Decentralization ensures no single entity can control the blockchain and use it for its own benefit. If a single entity has control over any aspect of the network, it can censor, manipulate, and more. Decentralization, in the blockchain space, is a synonym of security.
Characteristics of decentralization include its code being open source and community-driven governance. Without these users are essentially trusting an entity with their money.
This is problematic as even Google, whose slogan was “don’t be evil,” has done quite a few things most would find evil. The only way to avoid an entity going rogue – even if only on a few specific occasions - is to devoid it of that power.
Most decentralized finance applications are currently built on top of the Ethereum blockchain. If a DeFi-centric blockchain isn’t compatible with the Ethereum Virtual Machine, chances are it will be hard for developers to launch their protocols on other blockchains – in some cases, it may also not be worth it.
An EVM-compatible blockchain makes it easier for users to interact with protocols on the Ethereum network, providing them with hundreds of different options to take advantage of complex financial services through the crypto space.
If the Ethereum blockchain wasn’t clogged, most users would likely not even look at potential alternatives. Since it’s becoming expensive to transact on Ethereum, any other blockchain giving you access to the DeFi space should be able to handle at the very least hundreds of transactions per second (TPS).

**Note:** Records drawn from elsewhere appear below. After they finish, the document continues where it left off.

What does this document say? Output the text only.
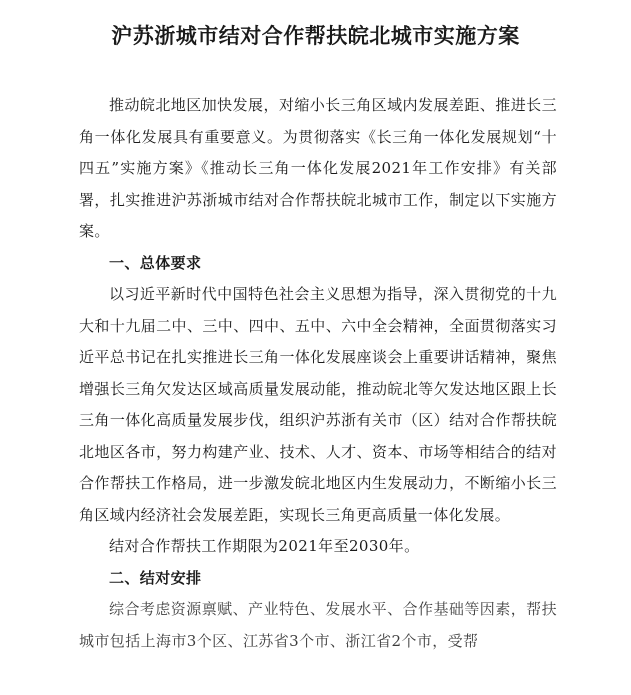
沪苏浙城市结对合作帮扶皖北城市实施方案

推动皖北地区加快发展，对缩小长三角区域内发展差距、推进长三角一体化发展具有重要意义。为贯彻落实《长三角一体化发展规划“十四五”实施方案》《推动长三角一体化发展2021年工作安排》有关部署，扎实推进沪苏浙城市结对合作帮扶皖北城市工作，制定以下实施方案。

一、总体要求

以习近平新时代中国特色社会主义思想为指导，深入贯彻党的十九大和十九届二中、三中、四中、五中、六中全会精神，全面贯彻落实习近平总书记在扎实推进长三角一体化发展座谈会上重要讲话精神，聚焦增强长三角欠发达区域高质量发展动能，推动皖北等欠发达地区跟上长三角一体化高质量发展步伐，组织沪苏浙有关市（区）结对合作帮扶皖北地区各市，努力构建产业、技术、人才、资本、市场等相结合的结对合作帮扶工作格局，进一步激发皖北地区内生发展动力，不断缩小长三角区域内经济社会发展差距，实现长三角更高质量一体化发展。

结对合作帮扶工作期限为2021年至2030年。

二、结对安排

综合考虑资源禀赋、产业特色、发展水平、合作基础等因素，帮扶城市包括上海市3个区、江苏省3个市、浙江省2个市，受帮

Needless to say, none of the above features should come at the expense of security. If a network is compromised by an entity, everyone interacting in it is vulnerable to an attack.
The development of the decentralized finance space is crucial for financial inclusion, and OKExChain takes the lead among other exchange-developed public blockchains when it comes to supporting its development.

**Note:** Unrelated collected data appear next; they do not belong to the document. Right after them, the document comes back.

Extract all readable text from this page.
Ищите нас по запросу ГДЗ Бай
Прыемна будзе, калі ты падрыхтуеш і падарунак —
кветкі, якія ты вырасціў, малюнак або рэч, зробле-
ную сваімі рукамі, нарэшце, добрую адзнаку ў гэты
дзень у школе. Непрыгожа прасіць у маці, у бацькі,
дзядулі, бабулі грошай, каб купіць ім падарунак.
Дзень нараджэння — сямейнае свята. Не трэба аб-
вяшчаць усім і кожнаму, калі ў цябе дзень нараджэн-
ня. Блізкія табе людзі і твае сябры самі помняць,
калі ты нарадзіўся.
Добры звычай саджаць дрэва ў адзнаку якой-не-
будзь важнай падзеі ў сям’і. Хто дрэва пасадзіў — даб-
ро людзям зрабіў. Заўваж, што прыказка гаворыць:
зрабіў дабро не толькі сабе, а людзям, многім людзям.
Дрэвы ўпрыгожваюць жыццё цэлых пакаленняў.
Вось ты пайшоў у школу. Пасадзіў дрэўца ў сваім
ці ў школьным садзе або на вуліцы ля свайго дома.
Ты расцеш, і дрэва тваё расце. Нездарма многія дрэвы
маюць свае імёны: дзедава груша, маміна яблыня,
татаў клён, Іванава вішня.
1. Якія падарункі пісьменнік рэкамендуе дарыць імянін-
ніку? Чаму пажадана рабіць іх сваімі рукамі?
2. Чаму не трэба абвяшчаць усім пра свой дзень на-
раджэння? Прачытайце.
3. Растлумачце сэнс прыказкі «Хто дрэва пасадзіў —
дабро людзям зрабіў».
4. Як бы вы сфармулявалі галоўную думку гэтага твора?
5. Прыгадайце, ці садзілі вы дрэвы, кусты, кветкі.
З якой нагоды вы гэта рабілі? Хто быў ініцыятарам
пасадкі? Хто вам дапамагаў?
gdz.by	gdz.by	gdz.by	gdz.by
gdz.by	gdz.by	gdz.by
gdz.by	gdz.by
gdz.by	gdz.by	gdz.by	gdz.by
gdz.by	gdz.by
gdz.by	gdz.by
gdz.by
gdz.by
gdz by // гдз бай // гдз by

OKExChain is a fully open-source blockchain. Its source code is irreversible and efficient, which means no participants – including OKEx itself – can alter it or manipulate the blockchain. It’s what some would call a “fundamentalist” public blockchain.
Every individual has the right to become a validator node, and if OKEx wants to become one of the nodes, it will have to compete with other participants on the OKExChain. A total of 100 supernodes will manage the community’s governance.

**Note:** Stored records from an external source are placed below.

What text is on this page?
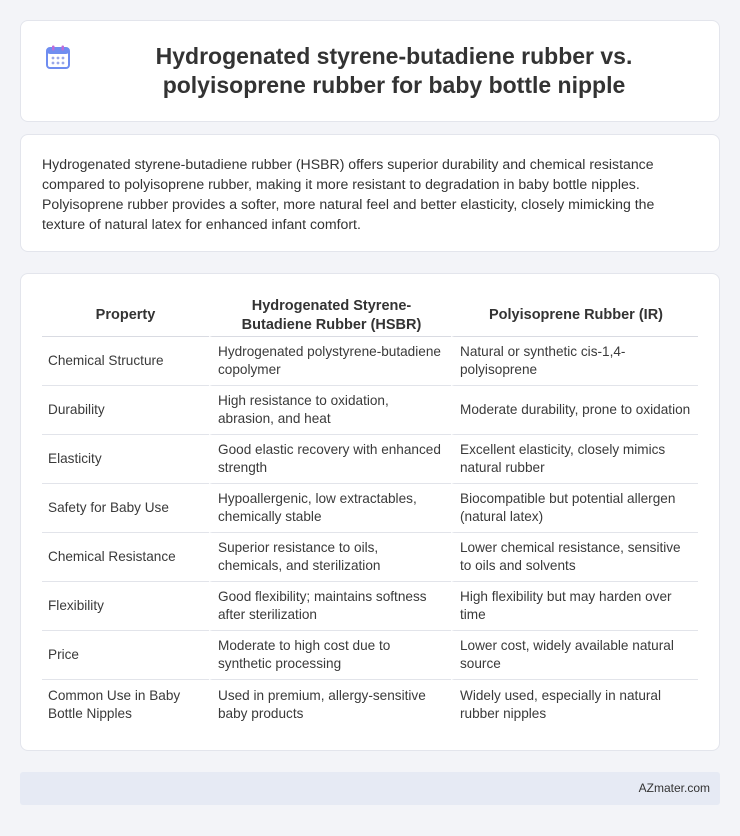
Hydrogenated styrene-butadiene rubber vs. polyisoprene rubber for baby bottle nipple

Hydrogenated styrene-butadiene rubber (HSBR) offers superior durability and chemical resistance compared to polyisoprene rubber, making it more resistant to degradation in baby bottle nipples. Polyisoprene rubber provides a softer, more natural feel and better elasticity, closely mimicking the texture of natural latex for enhanced infant comfort.

Property	Hydrogenated Styrene-Butadiene Rubber (HSBR)	Polyisoprene Rubber (IR)
Chemical Structure	Hydrogenated polystyrene-butadiene copolymer	Natural or synthetic cis-1,4-polyisoprene
Durability	High resistance to oxidation, abrasion, and heat	Moderate durability, prone to oxidation
Elasticity	Good elastic recovery with enhanced strength	Excellent elasticity, closely mimics natural rubber
Safety for Baby Use	Hypoallergenic, low extractables, chemically stable	Biocompatible but potential allergen (natural latex)
Chemical Resistance	Superior resistance to oils, chemicals, and sterilization	Lower chemical resistance, sensitive to oils and solvents
Flexibility	Good flexibility; maintains softness after sterilization	High flexibility but may harden over time
Price	Moderate to high cost due to synthetic processing	Lower cost, widely available natural source
Common Use in Baby Bottle Nipples	Used in premium, allergy-sensitive baby products	Widely used, especially in natural rubber nipples
AZmater.com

The blockchain also allows users to build their own liquidity pools and digital asset trading pairs with ease. OKExDEX is the OKExChain ecosystem’s first cross-platform software, that allows users to seamlessly issue their own digital assets, create trading pairs, and free trade either through automated market makers (AMM) or an order book.
As I’ve said in the past, we are confident in the technical strength of OKEx, and on the extensive tests we’ve done to OKExChain, in which it has shown very high performance.
At its height, OKExChain generated over 10 million blocks with a total trading volume above 100 million, indicating its operating stability. Theoretically, its performance could see it handle 1,000 transactions per second.
The blockchain will soon introduce its Oracle, as a secure signed price feed for the liquidity pool and order book transactions created on the blockchain. Its cross-chain mechanism will allow for the migration of all mainstream digital assets onto OKExChain.
OKExChain’s high compatibility has seen it cooperate with more than 60 ecosystem partners, covering explorers, wallets, PoS mining pools, and more.
In order to uphold the promise of DeFi and the billions of people that it can potentially serve, it is imperative that we develop the ecosystem with caution. We can't build an alternative global financial system overnight and neither should we, for we risk falling prey to centralization, security threats, and other issues. It is through collaboration and meticulous attention to detail in development, as we are showing with OKExChain, that together we will grow and one day #FinanceAll.